On password obfuscation

I understand the current way that rclone obfuscates your password is with reversible encryption as to prevent eyedropping (casual reading of the config file).

I was thinking if it would be advantageous to use a salt to encrypt the password and store the salt in a file on the remote end only. So when decrypting, rclone would download the salt and use it to decrypt the password.

However, I then realized that the client_secret and token are also stored in the config file (at least for Google Drive), so I suppose this method wouldn't really give you any real security as an attacker could just access your cloud service.

However, I don't really know much about these topics so I thought I would toss this idea out there.

This is kind of a chicken and the egg problem.
Your system needs to know certain info to use the cloud drive, so that info (or the means to get that info) needs to be stored locally somehow. There is really no way to both let the system have access (directly or indirectly) and also not store the secrets that risk being stolen if the system is compromised.

Unless of course you want to type in a password and effectively "store a key in your mind". Or on an USB, or piece or paper or whatever. rclone has a function that lets you do this. It can just be a hassle to deal with as you generally want stuff like this to run automatically and not require a bunch of passwords each time they start.

The options really are - either to store a critical piece of information (such as the key to decode the config) outside the system as I mentioned.
Or...
Use some scripting to obfuscate as much as possible - preferably in a non-standard way. Obfuscation can always be defeated, but it if it's not handled in a standard way it is usually enough to discourage it from being picked up. Very rarely are you as an individual personally targeted after all, and that just makes it not worth the effort to scour every byte of data for hidden secrets. Most intrusions rely on automation and a wide spread - so if it can't just pick up the obfuscated password easily in the standard place it's likely to safe you from disaster. @asdffdsa is kind of paranoid about this and uses some elaborate obfuscation on his setup. If this is the route you want to go - you might drop him a PM and ask him to share some techniques and script-bits.

Personally I think that so far rclone is not large-scale enough to really be a target yet. I have yet to hear about any malware that targets or is aware of rclone directly. I think the worst threat is probably just that something like randomware might affect mounted drives (like any other harddrives). This can be recovered via the trash-systems that most backends use though - or via rclone's --backup-dir and keeping this location outside what you mount.

This is kind of a chicken and the egg problem.
Your system needs to know certain info to use the cloud drive, so that info (or the means to get that info) needs to be stored locally somehow. There is really no way to both let the system have access (directly or indirectly) and also not store the secrets that risk being stolen if the system is compromised.

That's what I suspected. Thanks for the explanation!

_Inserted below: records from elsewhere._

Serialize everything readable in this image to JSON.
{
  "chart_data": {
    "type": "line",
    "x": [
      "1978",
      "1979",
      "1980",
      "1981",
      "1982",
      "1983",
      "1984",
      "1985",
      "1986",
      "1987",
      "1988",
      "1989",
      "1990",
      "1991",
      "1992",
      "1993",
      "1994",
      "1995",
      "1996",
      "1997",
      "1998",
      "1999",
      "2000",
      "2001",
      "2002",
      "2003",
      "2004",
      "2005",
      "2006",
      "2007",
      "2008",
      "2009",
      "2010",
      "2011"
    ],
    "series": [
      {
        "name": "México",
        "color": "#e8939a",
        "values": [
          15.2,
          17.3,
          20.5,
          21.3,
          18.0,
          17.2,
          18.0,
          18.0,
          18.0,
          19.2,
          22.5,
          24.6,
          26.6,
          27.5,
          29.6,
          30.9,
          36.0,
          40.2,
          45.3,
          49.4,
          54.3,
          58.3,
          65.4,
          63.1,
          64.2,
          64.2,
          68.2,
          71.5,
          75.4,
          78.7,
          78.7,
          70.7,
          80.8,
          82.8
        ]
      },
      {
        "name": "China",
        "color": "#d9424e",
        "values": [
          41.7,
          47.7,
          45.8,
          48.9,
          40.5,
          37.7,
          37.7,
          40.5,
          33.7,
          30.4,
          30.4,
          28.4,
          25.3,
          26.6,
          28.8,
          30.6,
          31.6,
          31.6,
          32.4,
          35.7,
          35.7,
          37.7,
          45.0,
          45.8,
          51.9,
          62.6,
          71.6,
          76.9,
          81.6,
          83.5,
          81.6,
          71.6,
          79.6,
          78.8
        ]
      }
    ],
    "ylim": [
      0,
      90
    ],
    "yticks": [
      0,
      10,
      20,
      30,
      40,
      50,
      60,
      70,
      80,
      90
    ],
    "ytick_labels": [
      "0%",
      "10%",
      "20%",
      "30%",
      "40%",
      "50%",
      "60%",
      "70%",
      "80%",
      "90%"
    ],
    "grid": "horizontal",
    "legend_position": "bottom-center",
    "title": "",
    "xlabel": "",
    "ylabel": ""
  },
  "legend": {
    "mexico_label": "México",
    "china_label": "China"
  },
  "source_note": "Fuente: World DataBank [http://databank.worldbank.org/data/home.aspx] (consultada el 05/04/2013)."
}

I am working on a hobby project where I want to offer to store passwords in a config file. I think for my purposes it offers some benefit to use a salt to encrypt the passwords in the config file. This is because the data that is encrypted is a different file than the config file and the user might store it somewhere else. So I am planning to use salt from the data file to encrypt/decrypt the password stored in the config file. This way not only do I prevent "eyedropping" but also if an attacker only gets access to the config file he/she can't get the password without the data file (maybe a rare case but still some benefit unless I am misunderstanding something).

Yea, that would be a case of custom obfuscation as I mentioned.
While not a perfect solution - it is an extra layer of defense that will be a lot better than having it at all. Plaything that will take human intelligence to bypass is a significant hindrance to 99,9% of attacks.
The password can then be passed in via a variable for example. There are some threads on this that exist already.